Jun 14, 2016   |   Dartmouth Now

After successfully expanding Dartmouth’s entrepreneurship and technology transfer enterprises, Tillman Gerngross and Trip Davis ’90 are setting their sights on new ventures.

Gerngross, a professor of engineering at Thayer School of Engineering, will turn his attention to his biotechnology start-ups and to teaching and research after spending three years as the associate provost for the Office of Entrepreneurship and Technology Transfer (OETT).

Davis, a technology entrepreneur who has served as the OETT’s executive director, will return to work as an entrepreneur, joining FreshAir Sensor LLC, a Lebanon, N.H.-based company founded by Professor of Chemistry Joseph BelBruno and Jack O’Toole, Tuck ’14. Davis will also serve in a new part-time post as entrepreneur-in-residence (EIR) at the College.

“Tillman and Trip have put Dartmouth on the entrepreneurship map with their work developing the OETT, including creation of the popular and very successful DEN Innovation Center,” says Provost Carolyn Dever. “Thanks to their hard work, creative thinking, and commitment to experiential learning, the College has serious momentum in this competitive space and is poised to build on their success.”

The OETT includes the Dartmouth Entrepreneurial Network (DEN), Dartmouth Regional Technology Center and the Technology Transfer Office.

The innovation center is a popular gathering spot for student-entrepreneurs. It offers activities and programs on campus as well as forums across the country. Since its launch, the center has created co-curricular educational and funding programs, worked with more than 3,000 participants, and funded more than 60 venture ideas.

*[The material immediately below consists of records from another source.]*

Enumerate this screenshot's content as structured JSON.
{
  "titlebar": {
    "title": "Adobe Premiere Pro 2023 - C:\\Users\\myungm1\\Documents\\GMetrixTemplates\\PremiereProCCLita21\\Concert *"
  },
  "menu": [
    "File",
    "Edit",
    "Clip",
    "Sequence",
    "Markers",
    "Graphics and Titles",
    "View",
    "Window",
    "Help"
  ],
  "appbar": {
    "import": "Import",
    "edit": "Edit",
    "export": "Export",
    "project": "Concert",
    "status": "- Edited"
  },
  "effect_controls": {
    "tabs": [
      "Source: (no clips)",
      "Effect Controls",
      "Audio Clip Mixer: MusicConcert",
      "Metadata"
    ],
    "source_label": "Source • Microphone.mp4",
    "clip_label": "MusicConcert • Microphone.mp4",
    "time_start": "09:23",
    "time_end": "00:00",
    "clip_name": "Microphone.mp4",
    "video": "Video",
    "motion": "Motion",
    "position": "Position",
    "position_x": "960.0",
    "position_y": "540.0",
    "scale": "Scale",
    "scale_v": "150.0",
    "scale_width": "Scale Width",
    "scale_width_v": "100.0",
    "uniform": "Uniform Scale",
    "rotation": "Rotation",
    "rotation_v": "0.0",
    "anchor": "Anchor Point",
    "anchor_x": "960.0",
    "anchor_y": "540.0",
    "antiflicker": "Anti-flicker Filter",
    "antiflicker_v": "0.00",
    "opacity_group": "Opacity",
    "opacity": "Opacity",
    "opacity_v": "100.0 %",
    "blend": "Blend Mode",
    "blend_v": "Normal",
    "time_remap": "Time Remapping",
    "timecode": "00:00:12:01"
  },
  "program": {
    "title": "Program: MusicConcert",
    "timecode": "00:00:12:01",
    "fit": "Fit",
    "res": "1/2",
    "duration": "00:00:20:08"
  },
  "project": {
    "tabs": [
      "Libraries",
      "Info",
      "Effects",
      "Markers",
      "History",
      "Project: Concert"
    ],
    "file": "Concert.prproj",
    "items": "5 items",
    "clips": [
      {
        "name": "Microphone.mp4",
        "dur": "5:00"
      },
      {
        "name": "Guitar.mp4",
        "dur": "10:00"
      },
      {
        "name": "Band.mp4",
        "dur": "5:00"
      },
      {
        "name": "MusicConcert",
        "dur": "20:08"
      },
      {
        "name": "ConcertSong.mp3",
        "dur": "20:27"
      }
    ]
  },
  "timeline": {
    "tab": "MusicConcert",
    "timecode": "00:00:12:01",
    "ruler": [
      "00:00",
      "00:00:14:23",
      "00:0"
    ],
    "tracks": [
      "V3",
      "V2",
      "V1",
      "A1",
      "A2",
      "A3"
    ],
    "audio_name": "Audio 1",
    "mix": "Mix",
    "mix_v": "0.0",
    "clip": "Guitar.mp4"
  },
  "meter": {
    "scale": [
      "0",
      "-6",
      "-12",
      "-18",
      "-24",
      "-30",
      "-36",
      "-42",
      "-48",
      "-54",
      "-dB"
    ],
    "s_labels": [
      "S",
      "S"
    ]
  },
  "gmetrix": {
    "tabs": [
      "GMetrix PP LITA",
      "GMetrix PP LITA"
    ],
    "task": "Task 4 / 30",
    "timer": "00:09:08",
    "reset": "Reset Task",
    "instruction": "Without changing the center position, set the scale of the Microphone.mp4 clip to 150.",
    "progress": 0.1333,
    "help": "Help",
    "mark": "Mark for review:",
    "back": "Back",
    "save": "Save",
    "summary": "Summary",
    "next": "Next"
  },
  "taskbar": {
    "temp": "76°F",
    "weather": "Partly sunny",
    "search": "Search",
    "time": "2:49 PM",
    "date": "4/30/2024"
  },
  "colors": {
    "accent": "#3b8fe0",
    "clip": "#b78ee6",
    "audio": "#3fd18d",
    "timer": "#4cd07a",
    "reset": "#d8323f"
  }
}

Under their leadership, Tillman and Davis boosted the College’s commitment to promoting entrepreneurship and supporting technology transfer from academic research to the private sector for the benefit of the public. In March, the two led the way in establishing a new intellectual property policy and a policy on acceptance of equity that lowers barriers and strengthens support for Dartmouth faculty launching entrepreneurial efforts. It also increases faculty members’ control of their inventions.

“We wanted to support our faculty and students to have a real impact in the world,” says Gerngross. “We’ve charted new territory in the practice of entrepreneurship and technology transfer and helped to position Dartmouth as a true leader.”

In addition to his teaching and research, Gerngross has co-founded a number of biotechnology-related ventures, including GlycoFi, which was acquired by Merck in 2006. The same year, the journal Nature Biotechnology named Gerngross one of the most notable people in biotechnology of the past decade. Since selling GlycoFi, Gerngross co-founded Adimab, Alector, Arsanis, and, most recently, Avitide with his former student Kevin Isett, Thayer PhD ’11. He has been an advocate for policy changes that empower the individual entrepreneur and facilitate the transfer of discoveries from the laboratory to the real world.